Je mangeais avec mon amie L. il y a quelques jours et je m’étonnais de ne pas la voir prendre un dessert. Ne pouvant que très rarement résister à un dessert moi-même, je lui demandai donc d’où venait cette retenue. Et elle me raconta une bien belle histoire.

Elle a récemment « retrouvé » sa belle-fille qui n’était plus en contact avec elle depuis plusieurs années. Leurs retrouvailles ont été des plus agréables, comme deux vieux amis qui se racontent tout à nouveau et même plus du fait de la longue séparation (du moins, c’est ce que j’ai cru comprendre). Mon amie partait en week-end avec un groupe quelques jours plus tard et prososa donc la dernière place de libre à C., sa belle-fille. Malheureusement C. n’était pas en mesure de se joindre au groupe alors L. a commencé à penser à une façon d’être quand même présente avec C. en pensée. S’inspirant d’un des enseignements de la philosophie du yoga, elle décida de ne pas prendre de dessert ce week-end-là et qu’à la place, chaque fois qu’elle aurait envie de dessert, elle penserait à C. et passerait donc ce petit moment avec elle en pensée.
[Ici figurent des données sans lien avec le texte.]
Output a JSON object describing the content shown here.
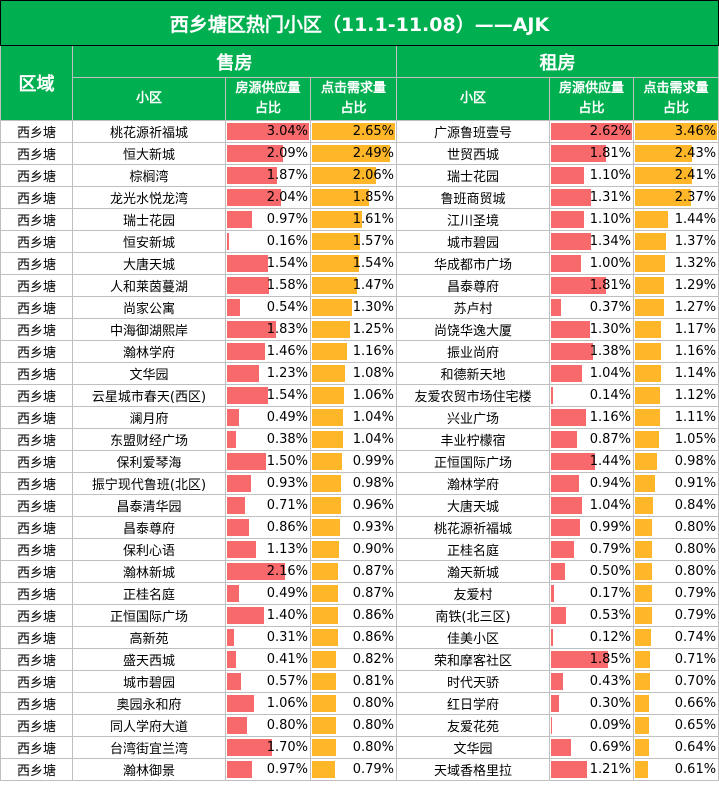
{
  "title": "西乡塘区热门小区（11.1-11.08）——AJK",
  "header": {
    "area": "区域",
    "sale": "售房",
    "rent": "租房",
    "community": "小区",
    "supply_line1": "房源供应量",
    "supply_line2": "占比",
    "demand_line1": "点击需求量",
    "demand_line2": "占比"
  },
  "scale_max": {
    "sale_supply": 3.04,
    "sale_demand": 2.65,
    "rent_supply": 2.62,
    "rent_demand": 3.46
  },
  "colors": {
    "header_bg": "#00b050",
    "supply_bar": "#f8696b",
    "demand_bar": "#ffb628"
  },
  "rows": [
    {
      "area": "西乡塘",
      "sale_name": "桃花源祈福城",
      "sale_supply": "3.04%",
      "sale_demand": "2.65%",
      "rent_name": "广源鲁班壹号",
      "rent_supply": "2.62%",
      "rent_demand": "3.46%"
    },
    {
      "area": "西乡塘",
      "sale_name": "恒大新城",
      "sale_supply": "2.09%",
      "sale_demand": "2.49%",
      "rent_name": "世贸西城",
      "rent_supply": "1.81%",
      "rent_demand": "2.43%"
    },
    {
      "area": "西乡塘",
      "sale_name": "棕榈湾",
      "sale_supply": "1.87%",
      "sale_demand": "2.06%",
      "rent_name": "瑞士花园",
      "rent_supply": "1.10%",
      "rent_demand": "2.41%"
    },
    {
      "area": "西乡塘",
      "sale_name": "龙光水悦龙湾",
      "sale_supply": "2.04%",
      "sale_demand": "1.85%",
      "rent_name": "鲁班商贸城",
      "rent_supply": "1.31%",
      "rent_demand": "2.37%"
    },
    {
      "area": "西乡塘",
      "sale_name": "瑞士花园",
      "sale_supply": "0.97%",
      "sale_demand": "1.61%",
      "rent_name": "江川圣境",
      "rent_supply": "1.10%",
      "rent_demand": "1.44%"
    },
    {
      "area": "西乡塘",
      "sale_name": "恒安新城",
      "sale_supply": "0.16%",
      "sale_demand": "1.57%",
      "rent_name": "城市碧园",
      "rent_supply": "1.34%",
      "rent_demand": "1.37%"
    },
    {
      "area": "西乡塘",
      "sale_name": "大唐天城",
      "sale_supply": "1.54%",
      "sale_demand": "1.54%",
      "rent_name": "华成都市广场",
      "rent_supply": "1.00%",
      "rent_demand": "1.32%"
    },
    {
      "area": "西乡塘",
      "sale_name": "人和莱茵蔓湖",
      "sale_supply": "1.58%",
      "sale_demand": "1.47%",
      "rent_name": "昌泰尊府",
      "rent_supply": "1.81%",
      "rent_demand": "1.29%"
    },
    {
      "area": "西乡塘",
      "sale_name": "尚家公寓",
      "sale_supply": "0.54%",
      "sale_demand": "1.30%",
      "rent_name": "苏卢村",
      "rent_supply": "0.37%",
      "rent_demand": "1.27%"
    },
    {
      "area": "西乡塘",
      "sale_name": "中海御湖熙岸",
      "sale_supply": "1.83%",
      "sale_demand": "1.25%",
      "rent_name": "尚饶华逸大厦",
      "rent_supply": "1.30%",
      "rent_demand": "1.17%"
    },
    {
      "area": "西乡塘",
      "sale_name": "瀚林学府",
      "sale_supply": "1.46%",
      "sale_demand": "1.16%",
      "rent_name": "振业尚府",
      "rent_supply": "1.38%",
      "rent_demand": "1.16%"
    },
    {
      "area": "西乡塘",
      "sale_name": "文华园",
      "sale_supply": "1.23%",
      "sale_demand": "1.08%",
      "rent_name": "和德新天地",
      "rent_supply": "1.04%",
      "rent_demand": "1.14%"
    },
    {
      "area": "西乡塘",
      "sale_name": "云星城市春天(西区)",
      "sale_supply": "1.54%",
      "sale_demand": "1.06%",
      "rent_name": "友爱农贸市场住宅楼",
      "rent_supply": "0.14%",
      "rent_demand": "1.12%"
    },
    {
      "area": "西乡塘",
      "sale_name": "澜月府",
      "sale_supply": "0.49%",
      "sale_demand": "1.04%",
      "rent_name": "兴业广场",
      "rent_supply": "1.16%",
      "rent_demand": "1.11%"
    },
    {
      "area": "西乡塘",
      "sale_name": "东盟财经广场",
      "sale_supply": "0.38%",
      "sale_demand": "1.04%",
      "rent_name": "丰业柠檬宿",
      "rent_supply": "0.87%",
      "rent_demand": "1.05%"
    },
    {
      "area": "西乡塘",
      "sale_name": "保利爱琴海",
      "sale_supply": "1.50%",
      "sale_demand": "0.99%",
      "rent_name": "正恒国际广场",
      "rent_supply": "1.44%",
      "rent_demand": "0.98%"
    },
    {
      "area": "西乡塘",
      "sale_name": "振宁现代鲁班(北区)",
      "sale_supply": "0.93%",
      "sale_demand": "0.98%",
      "rent_name": "瀚林学府",
      "rent_supply": "0.94%",
      "rent_demand": "0.91%"
    },
    {
      "area": "西乡塘",
      "sale_name": "昌泰清华园",
      "sale_supply": "0.71%",
      "sale_demand": "0.96%",
      "rent_name": "大唐天城",
      "rent_supply": "1.04%",
      "rent_demand": "0.84%"
    },
    {
      "area": "西乡塘",
      "sale_name": "昌泰尊府",
      "sale_supply": "0.86%",
      "sale_demand": "0.93%",
      "rent_name": "桃花源祈福城",
      "rent_supply": "0.99%",
      "rent_demand": "0.80%"
    },
    {
      "area": "西乡塘",
      "sale_name": "保利心语",
      "sale_supply": "1.13%",
      "sale_demand": "0.90%",
      "rent_name": "正桂名庭",
      "rent_supply": "0.79%",
      "rent_demand": "0.80%"
    },
    {
      "area": "西乡塘",
      "sale_name": "瀚林新城",
      "sale_supply": "2.16%",
      "sale_demand": "0.87%",
      "rent_name": "瀚天新城",
      "rent_supply": "0.50%",
      "rent_demand": "0.80%"
    },
    {
      "area": "西乡塘",
      "sale_name": "正桂名庭",
      "sale_supply": "0.49%",
      "sale_demand": "0.87%",
      "rent_name": "友爱村",
      "rent_supply": "0.17%",
      "rent_demand": "0.79%"
    },
    {
      "area": "西乡塘",
      "sale_name": "正恒国际广场",
      "sale_supply": "1.40%",
      "sale_demand": "0.86%",
      "rent_name": "南铁(北三区)",
      "rent_supply": "0.53%",
      "rent_demand": "0.79%"
    },
    {
      "area": "西乡塘",
      "sale_name": "高新苑",
      "sale_supply": "0.31%",
      "sale_demand": "0.86%",
      "rent_name": "佳美小区",
      "rent_supply": "0.12%",
      "rent_demand": "0.74%"
    },
    {
      "area": "西乡塘",
      "sale_name": "盛天西城",
      "sale_supply": "0.41%",
      "sale_demand": "0.82%",
      "rent_name": "荣和摩客社区",
      "rent_supply": "1.85%",
      "rent_demand": "0.71%"
    },
    {
      "area": "西乡塘",
      "sale_name": "城市碧园",
      "sale_supply": "0.57%",
      "sale_demand": "0.81%",
      "rent_name": "时代天骄",
      "rent_supply": "0.43%",
      "rent_demand": "0.70%"
    },
    {
      "area": "西乡塘",
      "sale_name": "奥园永和府",
      "sale_supply": "1.06%",
      "sale_demand": "0.80%",
      "rent_name": "红日学府",
      "rent_supply": "0.30%",
      "rent_demand": "0.66%"
    },
    {
      "area": "西乡塘",
      "sale_name": "同人学府大道",
      "sale_supply": "0.80%",
      "sale_demand": "0.80%",
      "rent_name": "友爱花苑",
      "rent_supply": "0.09%",
      "rent_demand": "0.65%"
    },
    {
      "area": "西乡塘",
      "sale_name": "台湾街宜兰湾",
      "sale_supply": "1.70%",
      "sale_demand": "0.80%",
      "rent_name": "文华园",
      "rent_supply": "0.69%",
      "rent_demand": "0.64%"
    },
    {
      "area": "西乡塘",
      "sale_name": "瀚林御景",
      "sale_supply": "0.97%",
      "sale_demand": "0.79%",
      "rent_name": "天域香格里拉",
      "rent_supply": "1.21%",
      "rent_demand": "0.61%"
    }
  ]
}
J’ai beaucoup aimé le concept si on peut appeler ça comme ça et ai décidé de l’appliquer moi-même pour essayer de manger moins de sucre, ou du moins d’éviter les desserts. C’est en quelque sorte un détour, une déviation – c’est le mot utilisé dans la philosophie du yoga – que je trouve très positif à bien des niveaux. Ça nous fait du bien et en même temps, c’est tout en générosité. Mais, pour moi, suite à une conversation avec une autre amie, il était important que ça ne soit pas un don de type sacrifice. Je ne voulais aucune violence (pour moi, sacrifice = violence) là dedans, surtout parce que j’avais bien compris qu’il n’y avait eu aucune violence, ni souffrance dans le détour de L. mais bien un glissement tout en douceur, du fond du coeur. Ça ne lui enlevait rien, elle créait une ouverture.

Alors, j’ai décidé de me connecter à mon enfant intérieur chaque fois que j’aurai envie de dessert. Résultat? Oh société de résultats…. 🙂 J’ai été surprise à quel point ça a bien fonctionné les premiers jours. Plus de biscuits, plus d’escapades pour aller chercher de la crème glacée. Depuis, je me suis laissée tenter bien sûr, mais je suis fière du résultat parce qu’un dessert en deux jours au lieu de un dessert midi et soir, c’est déjà ça de gagné, et surtout, ça me donne l’occasion de me reconnecter à moi-même et ça, c’est plus nourrissant que le meilleur dessert au monde.